|Galloway, Douglas - UNIV OF ARKANSAS|
|Patil, Avihash - UNIV OF ARKANSAS|
Submitted to: Small Ruminant Research
Publication Type: Peer Reviewed Journal
Publication Acceptance Date: July 10, 1997
Publication Date: N/A
Interpretive Summary: The degree to which specific amino acids limit protein synthesis in cattle and sheep might vary among forage-based diets through effects on absorption of specific amino acids, the quantity of energy absorbed and the efficiency with which absorbed energy is used. Dietary inclusion of 40% alfalfa in grass-based diets consumed ad libitum by sheep near maturity resulted in excessive essential amino acid availability relative to potential for use in protein synthesis, with greater coincidence noted for 0 and 20% alfalfa.
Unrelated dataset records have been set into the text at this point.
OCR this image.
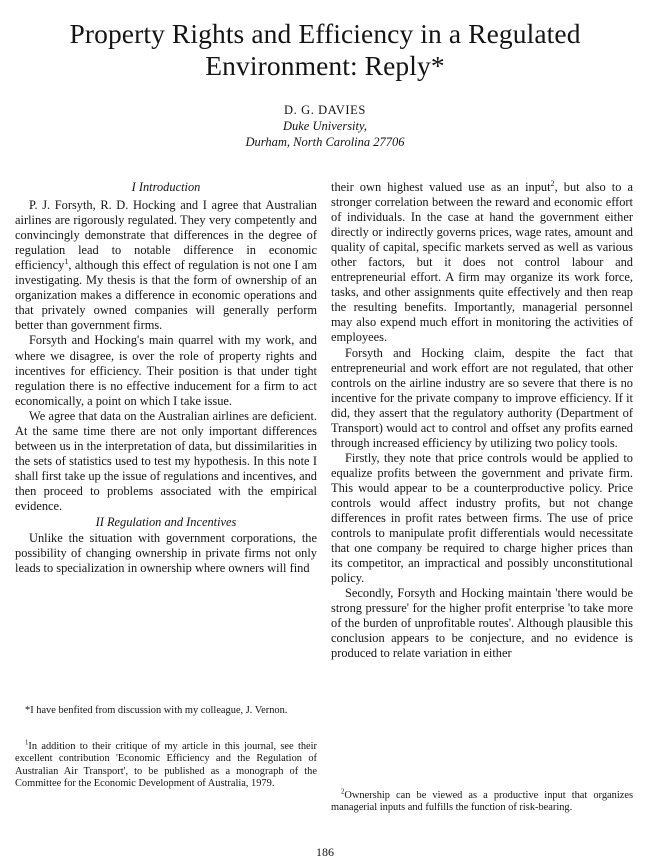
Property Rights and Efficiency in a Regulated
Environment: Reply*
D. G. DAVIES
Duke University,
Durham, North Carolina 27706
I Introduction

P. J. Forsyth, R. D. Hocking and I agree that Australian airlines are rigorously regulated. They very competently and convincingly demonstrate that differences in the degree of regulation lead to notable difference in economic efficiency$^1$, although this effect of regulation is not one I am investigating. My thesis is that the form of ownership of an organization makes a difference in economic operations and that privately owned companies will generally perform better than government firms.

Forsyth and Hocking's main quarrel with my work, and where we disagree, is over the role of property rights and incentives for efficiency. Their position is that under tight regulation there is no effective inducement for a firm to act economically, a point on which I take issue.

We agree that data on the Australian airlines are deficient. At the same time there are not only important differences between us in the interpretation of data, but dissimilarities in the sets of statistics used to test my hypothesis. In this note I shall first take up the issue of regulations and incentives, and then proceed to problems associated with the empirical evidence.

II Regulation and Incentives

Unlike the situation with government corporations, the possibility of changing ownership in private firms not only leads to specialization in ownership where owners will find

their own highest valued use as an input$^2$, but also to a stronger correlation between the reward and economic effort of individuals. In the case at hand the government either directly or indirectly governs prices, wage rates, amount and quality of capital, specific markets served as well as various other factors, but it does not control labour and entrepreneurial effort. A firm may organize its work force, tasks, and other assignments quite effectively and then reap the resulting benefits. Importantly, managerial personnel may also expend much effort in monitoring the activities of employees.

Forsyth and Hocking claim, despite the fact that entrepreneurial and work effort are not regulated, that other controls on the airline industry are so severe that there is no incentive for the private company to improve efficiency. If it did, they assert that the regulatory authority (Department of Transport) would act to control and offset any profits earned through increased efficiency by utilizing two policy tools.

Firstly, they note that price controls would be applied to equalize profits between the government and private firm. This would appear to be a counterproductive policy. Price controls would affect industry profits, but not change differences in profit rates between firms. The use of price controls to manipulate profit differentials would necessitate that one company be required to charge higher prices than its competitor, an impractical and possibly unconstitutional policy.

Secondly, Forsyth and Hocking maintain 'there would be strong pressure' for the higher profit enterprise 'to take more of the burden of unprofitable routes'. Although plausible this conclusion appears to be conjecture, and no evidence is produced to relate variation in either

*I have benfited from discussion with my colleague, J. Vernon.

$^1$In addition to their critique of my article in this journal, see their excellent contribution 'Economic Efficiency and the Regulation of Australian Air Transport', to be published as a monograph of the Committee for the Economic Development of Australia, 1979.

$^2$Ownership can be viewed as a productive input that organizes managerial inputs and fulfills the function of risk-bearing.

186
With growing wethers, increasing feed intake by substituting ryegrass-wheat for bermudagrass or by grinding and pelleting apparently increased potential lysine utilization in protein synthesis relatively more than increases in lysine absorption. Conversely, generally opposite changes were noted for tryptophan, valine, phenylalanine, isoleucine and leucine. Thus, absorbed energy may influence specific amino acids most limiting to protein synthesis, with lysine of greater concern with forages yielding high versus low absorbed energy. This research is important because it may lead to enhanced matching of amino acid absorption for various production classes and growth rates of ruminants, which will decrease cost of production or increase level of performance and lessen nitrogen excretion for improved environmental quality.
Technical Abstract: Inclusion of 40% alfalfa in grass diets of wethers near maturity may have resulted in excessive essential amino acid availability relative to potential for use in protein synthesis, with greater coincidence noted for 0 and 20% alfalfa. In another experiment, growing wethers consumed ad libitum bermudagrass (BG) and ryegrass-wheat (RW) hay in percentages of 0, 33, 67 and 100%. As digestible energy intake decreased with increasing dietary BG, arterial lysine concentration increased linearly. In another experiment, growing wethers consumed ad libitum BG or either chopped or ground chopped grass. Arterial lysine concentration was greater for BG than for RW and was decreased by pelleting. Conversely, concentrations were greater for RW than for BG for tryptophan, valine, phenylalanine, isoleucine and leucine. In addition, grinding and pelleting increased arterial concentrations of valine and phenylaline (P=0.06) and affected isoleucine and leucine concentrations more with RW than with BG. In conclusion, lysine absorption with grass hay diets for which digestible energy intake is relatively high may be inadequate for maximal protein synthesis but sufficient with lower quality grass diets.